All Servers - Planned Maintenance (11/29/2010)

November 28, 2010 at 2:09 PM

All shared & reseller hosting servers will be down for scheduled maintenance on 11/29/2010 for roughly 10-15 minutes per server as we issue reboots to implement new software. The downtime will occur between 10:00PM and 11:59PM CST (GMT-6), and will last roughly 10-15 minutes for each individual server.

This maintenance is to enable CloudLinux on all of our shared & reseller hosting machines.

This update will improve service speeds significantly across all shared & reseller hosting services, and implement improved resource tracking & management per account. Users of the "x3" cPanel theme will also find new statistics in their cPanel display, corresponding to their CPU Resource Usage and Concurrent Connections.

If you have any questions regarding this maintenance, please e-mail us at [email protected].

Update @ 2200 hrs: Scheduled maintenance has begun on-time. Estimated downtime for each server is approximately 10-15 minutes.

Update @ 2240 hrs: Scheduled maintenance has been completed and all Shared Hosting and Reseller Hosting servers are back online, running CloudLinux!

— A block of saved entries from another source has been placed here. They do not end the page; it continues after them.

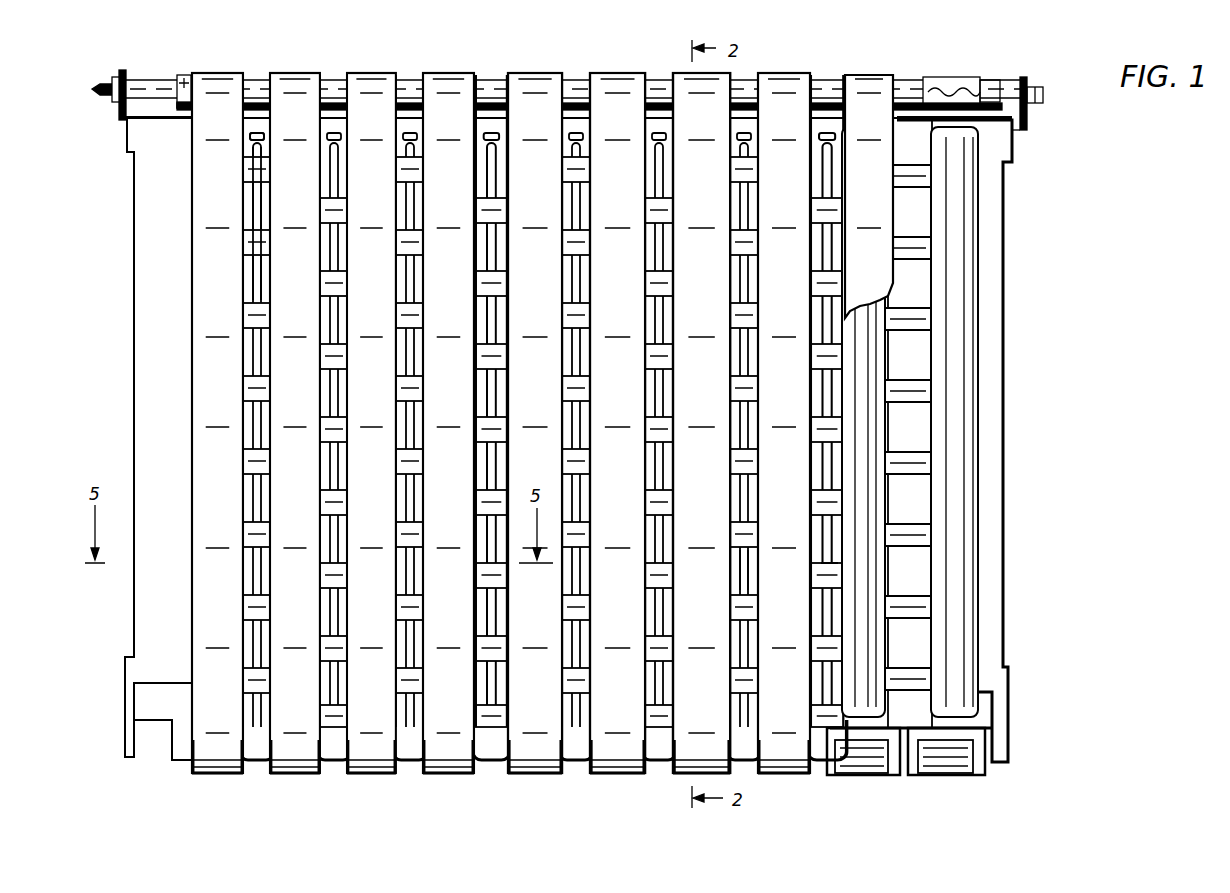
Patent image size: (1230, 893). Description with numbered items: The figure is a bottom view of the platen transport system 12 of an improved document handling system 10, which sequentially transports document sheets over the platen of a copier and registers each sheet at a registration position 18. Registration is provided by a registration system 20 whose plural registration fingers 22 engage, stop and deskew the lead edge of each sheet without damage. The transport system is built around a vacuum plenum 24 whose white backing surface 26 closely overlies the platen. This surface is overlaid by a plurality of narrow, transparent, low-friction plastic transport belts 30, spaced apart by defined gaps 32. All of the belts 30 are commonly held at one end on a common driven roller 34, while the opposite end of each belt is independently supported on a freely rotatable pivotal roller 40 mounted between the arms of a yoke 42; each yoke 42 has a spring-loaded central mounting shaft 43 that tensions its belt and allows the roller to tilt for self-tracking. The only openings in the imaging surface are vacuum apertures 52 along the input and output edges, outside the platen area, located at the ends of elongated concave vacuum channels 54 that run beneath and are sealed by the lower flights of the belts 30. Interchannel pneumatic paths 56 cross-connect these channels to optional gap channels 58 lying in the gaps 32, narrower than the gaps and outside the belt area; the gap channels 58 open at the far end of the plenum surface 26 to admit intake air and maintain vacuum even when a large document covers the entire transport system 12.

The document handling system 10 is at (1035, 396).
The platen transport system 12 is at (1025, 528).
The registration position 18 is at (660, 136).
The registration system 20 is at (577, 120).
The registration fingers 22 is at (830, 85).
The vacuum plenum 24 is at (258, 140).
The backing surface 26 is at (258, 202).
The transport belts 30 is at (447, 90).
The gaps 32 is at (332, 83).
The common driven roller 34 is at (189, 76).
The pivotal rollers 40 is at (868, 773).
The yoke 42 is at (827, 765).
The mounting shaft 43 is at (970, 725).
The vacuum apertures 52 is at (973, 138).
The vacuum channels 54 is at (950, 360).
The interchannel pneumatic paths 56 is at (912, 530).
The gap channels 58 is at (820, 592).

Chicago - Downtime (09/12/2010)

September 12, 2010 at 12:02 PM

During major network upgrades at the Chicago datacenter very early this morning (2AM CDT) we began to experience heavy packet loss on all Chicago servers. These servers include:

Apollo
Node3
Node5
Node6
Zeus

After around 7AM CDT the heavy packet loss turned in to a total inability to access the network. The datacenter is aware of this problem, and working with their hardware vendor to get the issue resolved as soon as possible.

This outage has stemmed from a scheduled multiple core router upgrade that was expected to not impact service availability for more than a few minutes at a time. Unfortunately, some unforeseen complications have resulted in many issues this morning. A link to a news feed from the datacenter can be found below, all updates will be posted as they are available at the link below, and also more information regarding the cause for the outage is available here.

https://support.steadfast.net/index.php?_m=news&_a=viewnews&newsid=285

2:57PM CDT Update: We have receive an ETA of 2 hours for resolution of the network issues from the datacenter at this time.

5:45PM CDT Update: Service at the Chicago location should now be back online, there may still be a little bit of packet loss as the datacenter is still working on the network hardware. We have gone ahead and scheduled a hard drive replacement on the Apollo (reseller) server for 10:30PM, this maintenance will last roughly 30 minutes and should improve speeds significantly once the new hard drive has been mirrored in the RAID array.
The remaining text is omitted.